É verdade que as pensionistas são
secundadas por auxiliares de serviços gerais (mulheres do trabalho). Mas
estas, nas horas vagas, recebem aulas de doutrina e leitura. Após uma
permanência de cinco anos nas Casas de Caridade, elas podem optar entre a vida
religiosa (irmãs de caridade) e o casamento, recebendo aí o mesmo tratamento
atribuído às órfãs, incluindo o dote. É verdade que, na Casa de Caridade vigora
a disciplina, mas ela não é em nada comparável ao que sofrem as escravas da
época. Os castigos são iguais para todas, pensionistas e auxiliares,
circunscritos a penitências (jejum e silêncio), restrições de recreio, eventual
retirada de distintivos nos trajes, como escreve Celso Mariz, o mais antigo
biógrafo de Ibiapina (‘Padre Ibiapina, um Apóstolo do Nordeste’, Ed. A União,
João Pessoa, 1942, p. 253).
Há também as ‘beatas’, que são
mulheres livres. Elas constituem um capítulo à parte, que não comento aqui. Se
você estiver interessado, veja, de Ernando Teixeira, o artigo ‘Ibiapina e seus
beatos’, na Revista Eclesiástica Brasileira (REB) de maio 2009. Veja também, de
Hugo Fragoso, o artigo ‘As beatas do Padre Ibiapina, uma forma de vida
religiosa para os sertões no Nordeste’, em: Desrochers, G. & Hoornaert, E.,
Ibiapina e a Igreja dos Pobres (São Paulo, Paulinas, 1984).
O ensino, numa Casa de Caridade, visa
facilitar o casamento, na época a chave do problema das mulheres, visa a
profissionalização e preparação a trabalhos remunerados. Como já escrevi acima,
as meninas aprendem os afazeres de qualificadas ‘donas de casa’. Pois o Padre é
intransigente no seguinte ponto: na Casa de Caridade reina a lei do trabalho,
não do lucro nem da comodidade de se apoiar em trabalho alheio. Ele não quer
saber em comprar terrenos ou casas, só trabalha em cima de donativos, de
doações. Existe um texto em que ele deixa claro que entende perfeitamente que a
compra leva irremediavelmente ao predomínio de dinheiro sobre o princípio do
compartilhamento. Pois não podemos esquecer que, na sociedade brasileira do
século XIX, como escreve um autor, se a relação entre o
senhor e escravo se baseia na violência, a relação entre senhor e
homens livres é mediatizada pelo favor. O favor é o grande
instrumento da hierarquização da sociedade brasileira no século XIX. Ibiapina
intui esse dado com rara lucidez: favor leva a subserviência, à manutenção de
relações sociais injustas. Ou se age por amor, ou não se faz nada. Ou se
organiza por meio de donativos, ou não se organiza. Reina a gratuidade. É nesse
sentido que se entende que o Padre Ibiapina manda o Beato Inácio ao Rio de
Janeiro para colher esmolas, um dado que é realçado no primeiro capítulo do
livro aqui em apreço (pp. 19-23), que traz um texto muito interessante do então
bispo do Rio de Janeiro, Dom Pedro Maria de Lacerda (1830-1890). Essas esmolas,
com insiste Mariz, não são ‘favores’, são expressões de caridade cristã: a
instituição não recebia de presente, não comprava e não possuía escravos (Mariz,
1942, p.257). O Padre Ibiapina, no dizer do mesmo autor organiza uma obra
de assistência e educação, a fim de socorrer os trabalhadores e preparar para
fins domésticos a mulher pobre dos sertões (ibidem, p. 4).
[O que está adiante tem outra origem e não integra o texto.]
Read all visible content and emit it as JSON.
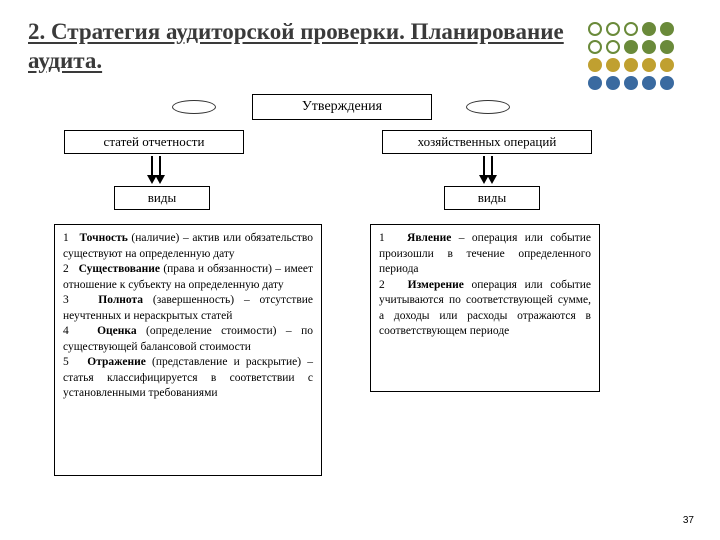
{
  "title": "2. Стратегия аудиторской проверки. Планирование аудита.",
  "dots": {
    "colors": [
      "#ffffff",
      "#ffffff",
      "#ffffff",
      "#6a8a3a",
      "#6a8a3a",
      "#ffffff",
      "#ffffff",
      "#6a8a3a",
      "#6a8a3a",
      "#6a8a3a",
      "#c0a030",
      "#c0a030",
      "#c0a030",
      "#c0a030",
      "#c0a030",
      "#3a6aa0",
      "#3a6aa0",
      "#3a6aa0",
      "#3a6aa0",
      "#3a6aa0"
    ],
    "borders": [
      "#6a8a3a",
      "#6a8a3a",
      "#6a8a3a",
      "none",
      "none",
      "#6a8a3a",
      "#6a8a3a",
      "none",
      "none",
      "none",
      "none",
      "none",
      "none",
      "none",
      "none",
      "none",
      "none",
      "none",
      "none",
      "none"
    ]
  },
  "boxes": {
    "top": "Утверждения",
    "left1": "статей отчетности",
    "right1": "хозяйственных операций",
    "left2": "виды",
    "right2": "виды"
  },
  "textLeft": "1&nbsp;&nbsp;&nbsp;<b>Точность</b> (наличие) – актив или обязательство существуют на определенную дату<br>2&nbsp;&nbsp;&nbsp;<b>Существование</b> (права и обязанности) – имеет отношение к субъекту на определенную дату<br>3&nbsp;&nbsp;&nbsp;<b>Полнота</b> (завершенность) – отсутствие неучтенных и нераскрытых статей<br>4&nbsp;&nbsp;&nbsp;<b>Оценка</b> (определение стоимости) – по существующей балансовой стоимости<br>5&nbsp;&nbsp;&nbsp;<b>Отражение</b> (представление и раскрытие) – статья классифицируется в соответствии с установленными требованиями",
  "textRight": "1&nbsp;&nbsp;&nbsp;<b>Явление</b> – операция или событие произошли в течение определенного периода<br>2&nbsp;&nbsp;&nbsp;<b>Измерение</b> операция или событие учитываются по соответствующей сумме, а доходы или расходы отражаются в соответствующем периоде",
  "pageNumber": "37"
}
Isso sem qualquer ajuda por parte do poder público, voltado para os interesses
das capitais e dos centros urbanos e desinteressado em oferecer ensino público
dirigido ao sexo feminino. O Padre conta com as energias da população camponesa
e, com o tempo, suas obras se revelam superiores às do governo. Ele conta com o
mutirão, a livre e espontânea colaboração das pessoas, algo que o governo não
consegue. Além disso, usa materiais locais, não gasta inutilmente, tira
proveito do que a realidade local lhe oferece.
Termino trazendo mais uma recordação
pessoal. Anos atrás, vivendo em Fortaleza, surpreendi o Cardeal Aloísio
Lorscheider, em sua casa, lendo a ‘Crônica das Casas de Caridade’. Ele me
disse: Aqui está a realidade do Nordeste. Uma realidade que
continua, mais que nunca, nos desafiando.